Kurangnya daya dapat menyebabkan ketidakstabilan pada berbagai perangkat elektronik yang tertanam di kapal selam yang dibeli untuk TNI AL tersebut, yang kemudian juga dapat berdampak pada keandalannya. Admin juga menerima sejumlah kisah kendala lainnya, tetapi untuk saat ini masih dirahasiakan.
Pemerintah telah melayangkan protes ke pihak Korea Selatan.
“Sudah kita proses kemarin tapi lambat karena kapalnya besar tapi baterainya kecil.

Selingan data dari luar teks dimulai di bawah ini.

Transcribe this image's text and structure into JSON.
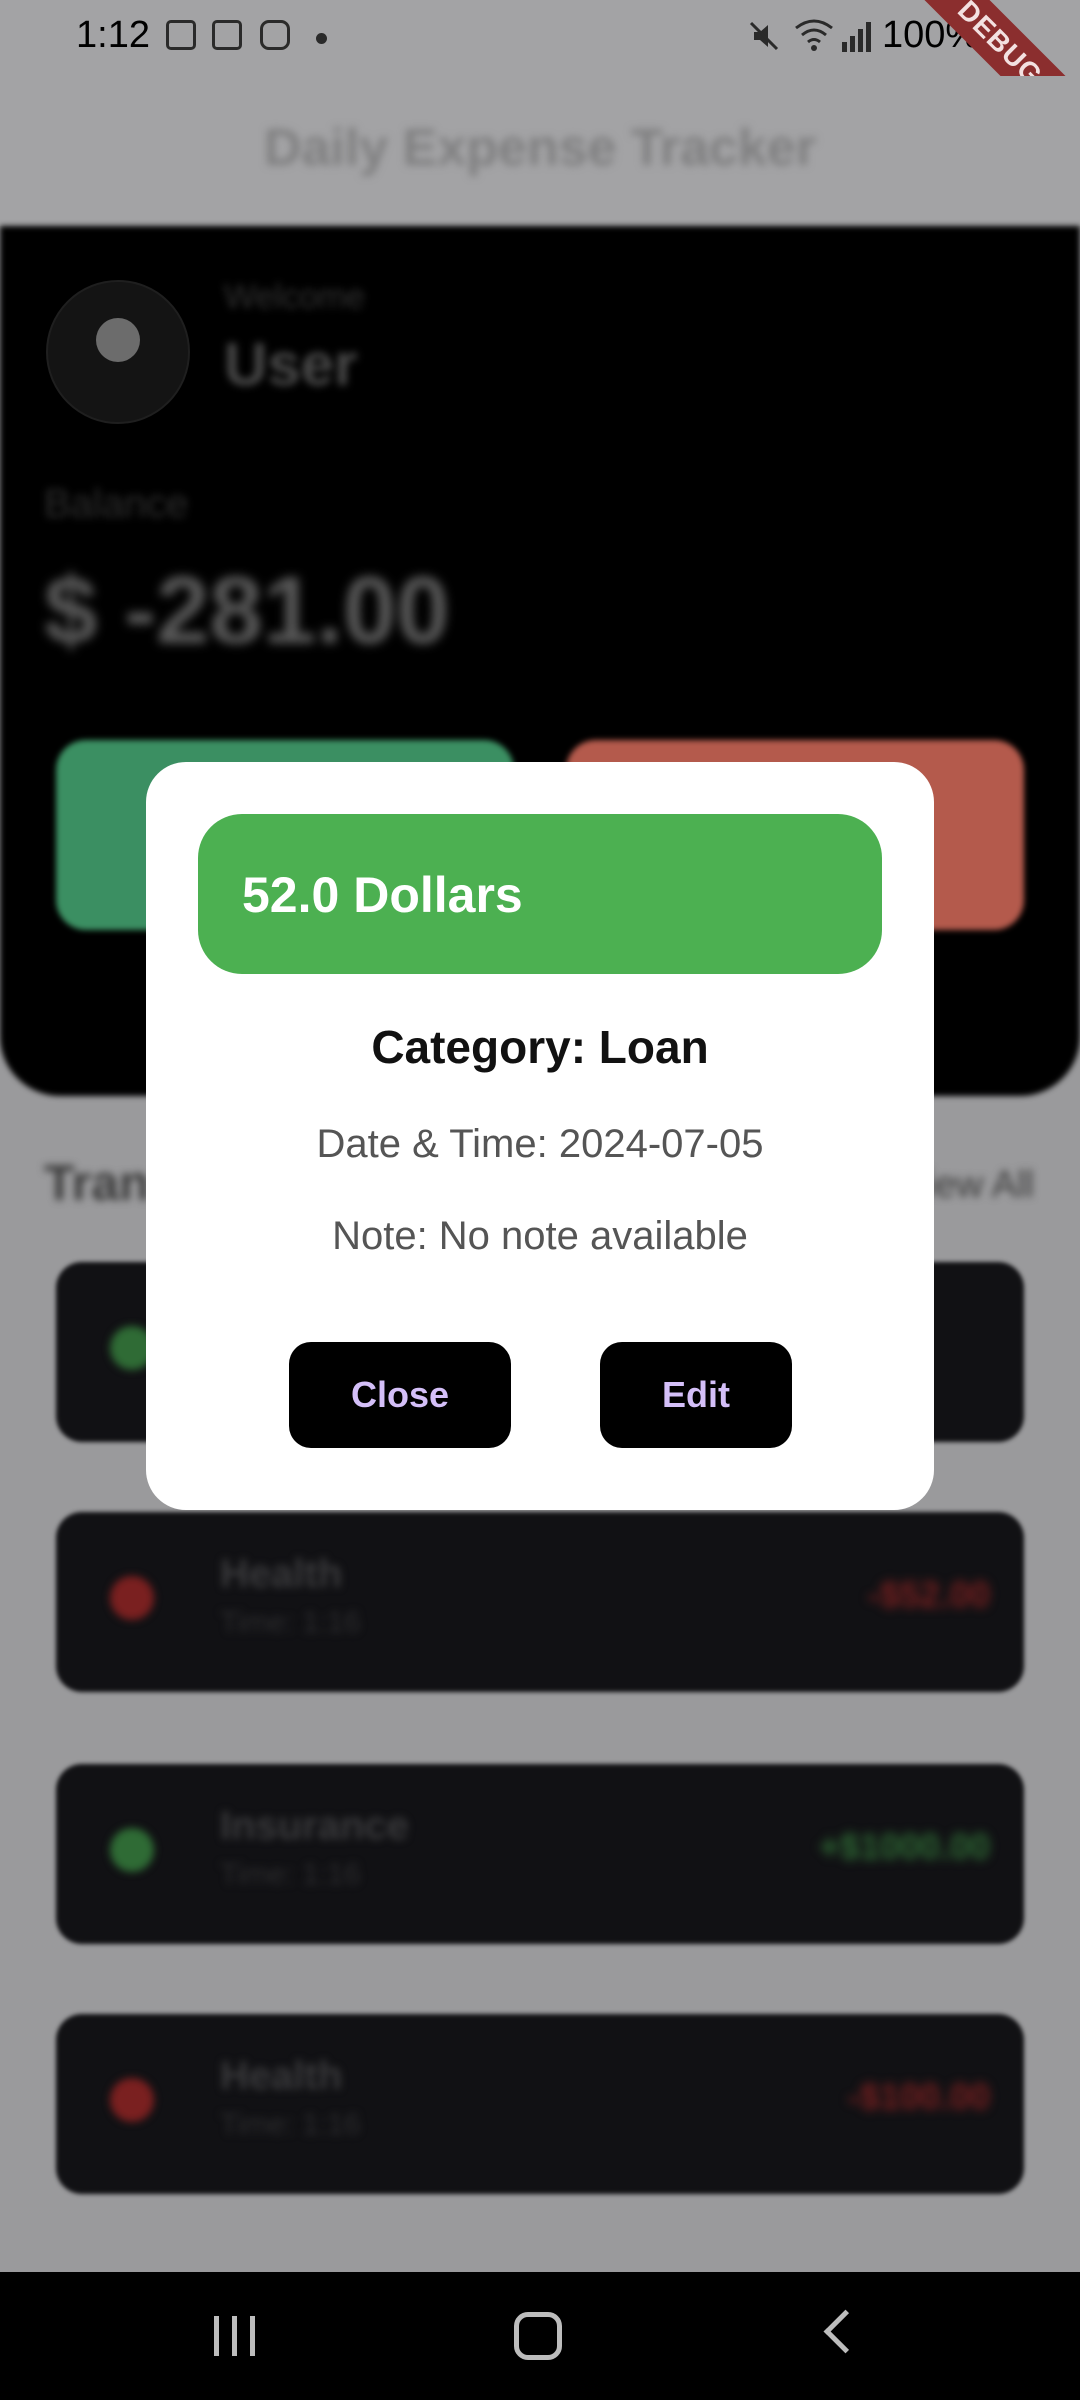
{
  "status_bar": {
    "time": "1:12",
    "battery": "100%",
    "icons": [
      "gallery-icon",
      "calendar-icon",
      "instagram-icon",
      "mute-icon",
      "wifi-icon",
      "signal-icon"
    ]
  },
  "debug_banner": "DEBUG",
  "app_bar": {
    "title": "Daily Expense Tracker"
  },
  "header": {
    "welcome": "Welcome",
    "username": "User",
    "balance_label": "Balance",
    "balance_value": "$ -281.00"
  },
  "transactions": {
    "title": "Transactions",
    "view_all": "View All",
    "items": [
      {
        "category": "",
        "time": "",
        "amount": "",
        "type": "income"
      },
      {
        "category": "Health",
        "time": "Time: 1:16",
        "amount": "-$52.00",
        "type": "expense"
      },
      {
        "category": "Insurance",
        "time": "Time: 1:16",
        "amount": "+$1000.00",
        "type": "income"
      },
      {
        "category": "Health",
        "time": "Time: 1:16",
        "amount": "-$100.00",
        "type": "expense"
      }
    ]
  },
  "dialog": {
    "amount": "52.0 Dollars",
    "category": "Category: Loan",
    "datetime": "Date & Time: 2024-07-05",
    "note": "Note: No note available",
    "close_label": "Close",
    "edit_label": "Edit"
  },
  "colors": {
    "income": "#4cb051",
    "expense": "#e53935",
    "button_text": "#d4bff8",
    "dialog_bg": "#ffffff"
  }
}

Itu yang pertama tapi saya sudah langsung ke pabrik, saya sama KSAL. Jadi sudah tidak ada masalah lagi, tapi yang kedua, ketiga terus,” kata Ryamizard Ryacudu di Kompleks Istana Kepresidenan, Jakarta, Kamis (26/10).
Ryamizard mengatakan, masih ada dua kapal selam lagi yang masih dalam tahap produksi. Dua Kapal selam terakhir diproduksi PT PAL yang diawasi langsung oleh perusahaan asal Korea Selatan, DSME.

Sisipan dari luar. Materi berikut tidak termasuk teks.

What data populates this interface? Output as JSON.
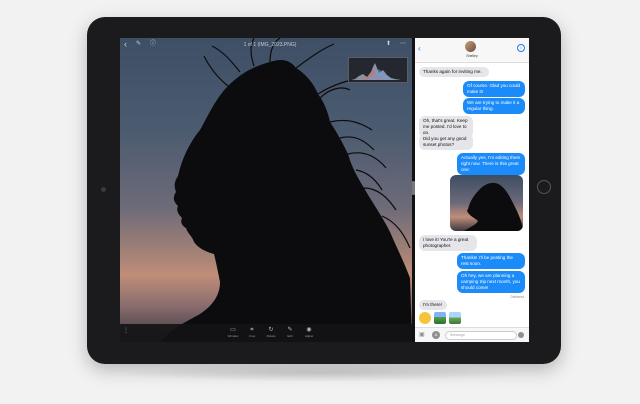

Bila hasil kapal selam tersebut baik, Ryamizard menyampaikan tak menutup kemungkinan untuk memesan kembali ke Korea Selatan.
“Lihat dulu kalau bagus tambah lagi, tidak mahal. Yang mahal beli teknologi dan mendidik orang yang mahal,” ucap Ryamizard Ryacudu.
Untuk diketahui, Indonesia memesan tiga unit kapal selam bermesin diesel elektrik type 209/1400 kelas Chang Bogo ke Korsel dengan kesepakatan kerja sama transfer teknologi. Kapal selam pertama dan kedua dibangun di perusahaan pembuatan kapal Korsel, DSME. Lalu kapal selam ketiga dibangun di galangan kapal dalam negeri PT PAL Indonesia, Surabaya bekerja sama dengan DSME Korsel.
Sumber: UC News/Kumparan
Kecewa bukan karena cacat produksi.. Kecewa karena kemampuan baterai kecil.. Itu memang dr awal yg jd concern TNI AL sebagai gantinya ketiadaan AIP dibutuhkan baterai yg punya daya besar tp hemat.. Makanya sempat ada berita PT. Nipress sudah bisa produksi baterai kapal selam yg diinginkan spek TNI.. Secara kemampuan ya standarnya memang segitu sekitar seminggu naik utk ambil napas.. Tp TNI AL yg menaikkan standarnya..
sedih banget ya buat pertahanan terjadi kesalahan yang selalu terulang2.